Measure of amino acid rates

In order to calculate site-specific evolutionary rates for all annotated sequences, we used the Likelihood Estimation of Individual Site Rates (LEISR) method, implemented into the HyPhy program, following the protocol described by Sydykova and coworkers79. All sequence alignments and phylogenetic trees were performed using the MAFFT online program with default parameters.

Crystallographic structures and comparative modeling

In order to identify where the mutations are located in the protein structures, we used the PDB IDs 6VSB (Spike glycoprotein), 6YUN and 6VYO (Nucleocapsid), 6XDC (ORF3a) and 6W37 (ORF7a). We built the models for the sequences that do not have solved structures and for the mutations observed near the active sites and subunit interfaces using the MODELLER 9v23 program. The comparative modeling protocol consisted of the generation of 10 models, where one model for each gene sequence was selected. All models were submitted to the DOPE energy scoring function80 implemented in the MODELLER 9v23 program aiming to select the best structures. MOLPROBITY webserver81 and PROCHECK82 were used to verify and validate the stereo chemical quality of the models.

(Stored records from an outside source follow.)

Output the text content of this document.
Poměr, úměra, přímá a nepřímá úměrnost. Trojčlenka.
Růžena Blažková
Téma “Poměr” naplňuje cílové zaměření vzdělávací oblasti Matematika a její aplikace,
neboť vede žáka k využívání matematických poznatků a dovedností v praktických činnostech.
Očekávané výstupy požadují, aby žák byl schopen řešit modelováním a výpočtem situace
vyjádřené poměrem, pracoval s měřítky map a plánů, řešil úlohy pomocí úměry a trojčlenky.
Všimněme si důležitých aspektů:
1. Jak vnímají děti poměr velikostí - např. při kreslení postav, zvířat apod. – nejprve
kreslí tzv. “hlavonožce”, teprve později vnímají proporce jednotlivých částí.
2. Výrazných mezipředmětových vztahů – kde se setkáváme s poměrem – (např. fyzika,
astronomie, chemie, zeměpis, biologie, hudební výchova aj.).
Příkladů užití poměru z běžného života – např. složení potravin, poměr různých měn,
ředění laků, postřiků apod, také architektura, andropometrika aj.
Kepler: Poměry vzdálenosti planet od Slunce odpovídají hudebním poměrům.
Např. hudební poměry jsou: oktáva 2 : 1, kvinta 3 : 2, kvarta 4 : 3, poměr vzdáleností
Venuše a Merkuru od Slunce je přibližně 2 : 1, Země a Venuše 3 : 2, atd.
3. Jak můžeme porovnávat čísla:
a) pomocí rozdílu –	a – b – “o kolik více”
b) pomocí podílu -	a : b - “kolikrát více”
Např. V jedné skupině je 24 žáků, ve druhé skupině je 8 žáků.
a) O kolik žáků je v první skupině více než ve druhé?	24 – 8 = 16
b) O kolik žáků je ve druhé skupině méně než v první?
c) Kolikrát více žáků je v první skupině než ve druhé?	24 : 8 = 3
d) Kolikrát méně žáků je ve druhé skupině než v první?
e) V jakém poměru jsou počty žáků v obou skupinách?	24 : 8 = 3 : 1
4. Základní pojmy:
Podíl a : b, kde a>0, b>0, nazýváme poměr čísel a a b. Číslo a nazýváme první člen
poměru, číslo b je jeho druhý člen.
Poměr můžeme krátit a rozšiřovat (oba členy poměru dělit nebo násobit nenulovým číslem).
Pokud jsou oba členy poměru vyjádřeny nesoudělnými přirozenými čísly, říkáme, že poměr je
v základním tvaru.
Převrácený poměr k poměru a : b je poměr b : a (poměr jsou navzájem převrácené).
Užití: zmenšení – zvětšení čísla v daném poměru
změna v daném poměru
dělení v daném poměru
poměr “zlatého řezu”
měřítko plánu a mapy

Molecular dynamics simulations

The molecular mechanics (MM) and molecular dynamics (MD) simulations of the ORF8:MHC-I and ORF6:IRF3 enzyme complexes were carried out using the Amber99SB force field83 implemented in GROMACS 2016.384. Periodic bound conditions were applied, and the number of particles, pressure and temperature were maintained constant (NPT ensemble) during the production phase. Periodic boundary boxes of the ORF8:MHC-I and ORF6:IRF3 systems were composed of 24,538 and 20,857 water molecules, respectively. A V-rescale85 thermostat was employed to maintain the system at constant temperature using a coupling time of 0.1 ps, and the Berendsen barostat86 was applied to ensure the system pressure was maintained at 1 bar. The LINCS algorithm87 was implemented to constrain all the covalent bonds involving hydrogen atoms so that the systems could evolve in a time step of 2 fs. Initial velocities were randomly assigned according to a Maxwell-Boltzmann distribution at 50 K and the temperature was increased up to 298.15 K in four steps (50 K, 150 K, 250 K and 298.15 K). van der Waals interactions were computed with a 12-6 Lennard-Jones potential using a twin range cut-off of 8.0/10.0 Å. Neighbor searching was performed using a Verlet-based cut-off scheme updated every 25 steps with a 10.0 Å cut-off. The macromolecule was fully solvated using the TIP3P model88 in a cubic box extending 10.0 Å from the macromolecule surfaces. The systems were submitted to steepest-descent energy minimization up to a tolerance of 1,000 kJ mol−1 nm−1 to remove close contacts of Van der Waals forces. The equilibration phase lasted for 5 ns followed by the 100 ns of production phase. The root mean square deviation was computed to evaluate the and for the protein-protein complex stability the radius of gyration was calculated. All analyses were carried out using the last 90 ns of each simulation, and were performed with the GROMACS programs and Geo-Measures plugin89.

Protein–protein docking simulations

In order to evaluate the best conformation and binding affinities of the ORF8:MHC-I and ORF6:IRF3 complexes, we applied a flexible protein-protein approach implemented in HADDOCK program90,91. The (active) residues involved on protein-protein interactions were predicted according to the CPORT analysis, where the active residues for ORF8 were M1, L7, G8, I10, T11, T12, A15, F16, E19, P30, Y31, V32, V33, D34, D35, P36, C37, P38, I39, H40, F41, Y42, S43, K44, R48, R52, P56, L57, E59, V62, Y73, D75, I76, Y79, T80, S103, F104, Y105, E106, D107, F108, L109, Y111, F120 and I121, while for ORF6 were M1, F2, F7, A12, E13, L15, L16, I17, M19, R20, T21, F22, K23, V24, S25, I26, W27, N28, D30, Y31, I32, N34, L35, I36, I37, L40, I60 and D61. The docking protocol in HADDOCK comprises three main steps, which are (i) rigid body energy minimization, (ii) simulated annealing and (iii) refinement in explicit solvent. The best complexes were selected for further analysis based on HADDOCK score.